Eido, I am not sure if the Times or the poster feels the list is substantially, or even a majority, people who have a tax motive. That’s what my worry is when I read one of those MSM pieces—that people back home are going to get the wrong idea.
But I do think that people who talk about “inconvenience” of keeping their American citizenship by-and-large have a money angle.
You are no doubt right that the Federal Register list is overwhelmingly those who feel a greater attachment to the place that they moved to. For example, years back, there were always a sizable number of Japanese names on the list. Presumably, these were Americans born to Japanese parents in America who wanted to claim their right to Japanese citizenship. Since, in principle, Japan wants its citizens to only have one citizenship, this requires the American to give up the American citizenship.
Hoofin: I agree, and I wrote that comment not as a retort to Adamu — as I suspect he’s on the same page as us wrt why most people really renounce their U.S. citizenship.

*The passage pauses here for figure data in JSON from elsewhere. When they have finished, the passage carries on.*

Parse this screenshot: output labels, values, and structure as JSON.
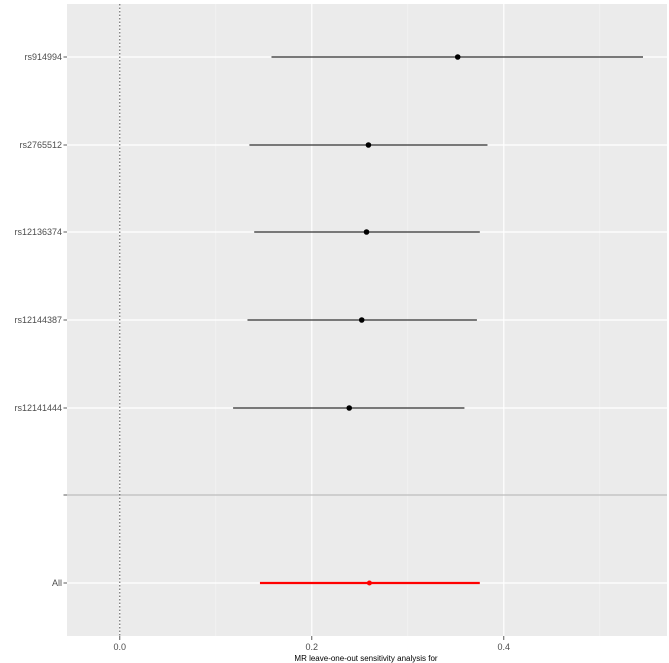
{
  "chart_data": {
    "type": "scatter",
    "subtype": "forest",
    "title": "",
    "xlabel": "MR leave-one-out sensitivity analysis for",
    "ylabel": "",
    "xlim": [
      -0.055,
      0.57
    ],
    "x_ticks": [
      {
        "value": 0.0,
        "label": "0.0"
      },
      {
        "value": 0.2,
        "label": "0.2"
      },
      {
        "value": 0.4,
        "label": "0.4"
      }
    ],
    "reference_line": 0.0,
    "grid": true,
    "rows": [
      {
        "label": "rs914994",
        "estimate": 0.352,
        "lower": 0.158,
        "upper": 0.545,
        "color": "#000000"
      },
      {
        "label": "rs2765512",
        "estimate": 0.259,
        "lower": 0.135,
        "upper": 0.383,
        "color": "#000000"
      },
      {
        "label": "rs12136374",
        "estimate": 0.257,
        "lower": 0.14,
        "upper": 0.375,
        "color": "#000000"
      },
      {
        "label": "rs12144387",
        "estimate": 0.252,
        "lower": 0.133,
        "upper": 0.372,
        "color": "#000000"
      },
      {
        "label": "rs12141444",
        "estimate": 0.239,
        "lower": 0.118,
        "upper": 0.359,
        "color": "#000000"
      },
      {
        "label": "",
        "separator": true
      },
      {
        "label": "All",
        "estimate": 0.26,
        "lower": 0.146,
        "upper": 0.375,
        "color": "#ff0000"
      }
    ],
    "colors": {
      "panel": "#ebebeb",
      "grid_major": "#ffffff",
      "grid_minor": "#f4f4f4",
      "separator": "#bdbdbd",
      "reference": "#555555"
    }
  }
}
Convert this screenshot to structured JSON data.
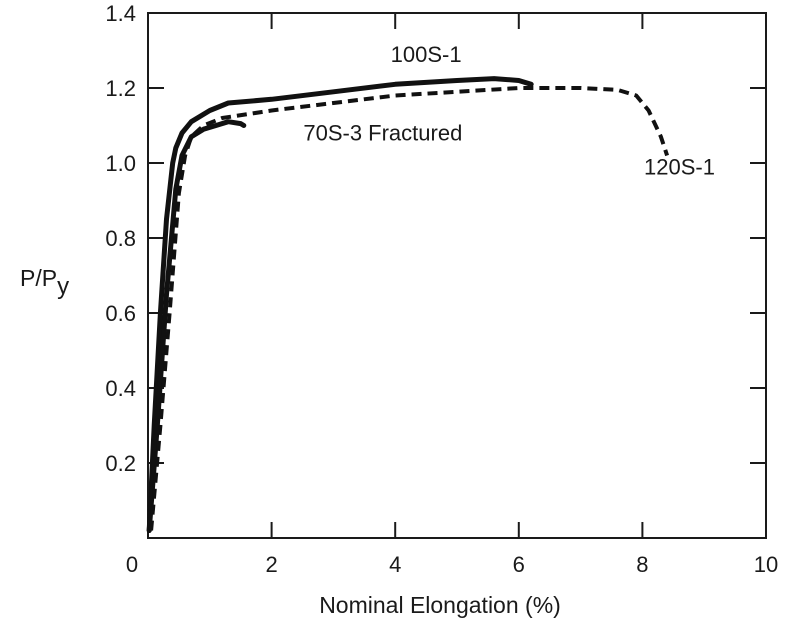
{
  "chart_data": {
    "type": "line",
    "title": "",
    "xlabel": "Nominal Elongation  (%)",
    "ylabel_main": "P/P",
    "ylabel_sub": "y",
    "xlim": [
      0,
      10
    ],
    "ylim": [
      0,
      1.4
    ],
    "x_ticks": [
      {
        "value": 0,
        "label": "0"
      },
      {
        "value": 2,
        "label": "2"
      },
      {
        "value": 4,
        "label": "4"
      },
      {
        "value": 6,
        "label": "6"
      },
      {
        "value": 8,
        "label": "8"
      },
      {
        "value": 10,
        "label": "10"
      }
    ],
    "y_ticks": [
      {
        "value": 0.2,
        "label": "0.2"
      },
      {
        "value": 0.4,
        "label": "0.4"
      },
      {
        "value": 0.6,
        "label": "0.6"
      },
      {
        "value": 0.8,
        "label": "0.8"
      },
      {
        "value": 1.0,
        "label": "1.0"
      },
      {
        "value": 1.2,
        "label": "1.2"
      },
      {
        "value": 1.4,
        "label": "1.4"
      }
    ],
    "grid": false,
    "series": [
      {
        "name": "100S-1",
        "style": "solid",
        "color": "#111111",
        "x": [
          0.02,
          0.1,
          0.2,
          0.3,
          0.4,
          0.45,
          0.55,
          0.7,
          1.0,
          1.3,
          2.0,
          3.0,
          4.0,
          5.0,
          5.6,
          6.0,
          6.2
        ],
        "y": [
          0.02,
          0.3,
          0.6,
          0.85,
          1.0,
          1.04,
          1.08,
          1.11,
          1.14,
          1.16,
          1.17,
          1.19,
          1.21,
          1.22,
          1.225,
          1.22,
          1.21
        ]
      },
      {
        "name": "70S-3 Fractured",
        "style": "solid",
        "color": "#111111",
        "x": [
          0.02,
          0.15,
          0.3,
          0.45,
          0.55,
          0.7,
          0.9,
          1.1,
          1.3,
          1.5,
          1.55
        ],
        "y": [
          0.02,
          0.3,
          0.65,
          0.93,
          1.02,
          1.07,
          1.09,
          1.1,
          1.11,
          1.105,
          1.1
        ]
      },
      {
        "name": "120S-1",
        "style": "dashed",
        "color": "#111111",
        "x": [
          0.05,
          0.2,
          0.35,
          0.5,
          0.6,
          0.7,
          0.9,
          1.2,
          2.0,
          3.0,
          4.0,
          5.0,
          6.0,
          7.0,
          7.6,
          7.9,
          8.1,
          8.3,
          8.4
        ],
        "y": [
          0.02,
          0.3,
          0.6,
          0.92,
          1.02,
          1.07,
          1.1,
          1.12,
          1.14,
          1.16,
          1.18,
          1.19,
          1.2,
          1.2,
          1.195,
          1.18,
          1.14,
          1.07,
          1.02
        ]
      }
    ],
    "annotations": [
      {
        "text": "100S-1",
        "x": 4.5,
        "y": 1.27
      },
      {
        "text": "70S-3 Fractured",
        "x": 3.8,
        "y": 1.06
      },
      {
        "text": "120S-1",
        "x": 8.6,
        "y": 0.97
      }
    ]
  }
}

I suspect that the Times reporter was going for Tea Party eyeballs with that article. It’s tax month in the States & the teabaggers are the meme of the hour, so they know an article that makes people think “Wow, U.S. taxes are so out of control that people are giving up their passports to the number one country in the world!” is going to score some cheap eyeballs.
Slate’s Press Box column did a good job of pointing out how completely BS this article is.
Two main points:
1) an article on the same subject apparently used the SAME anonymous source for a lame quote a couple of years earlier.
2) there isn’t even a trend! The year on year total went up for the past couple of years, but that level of fluctuation is normal, and there were more people giving up their citizenship in the mid-90s!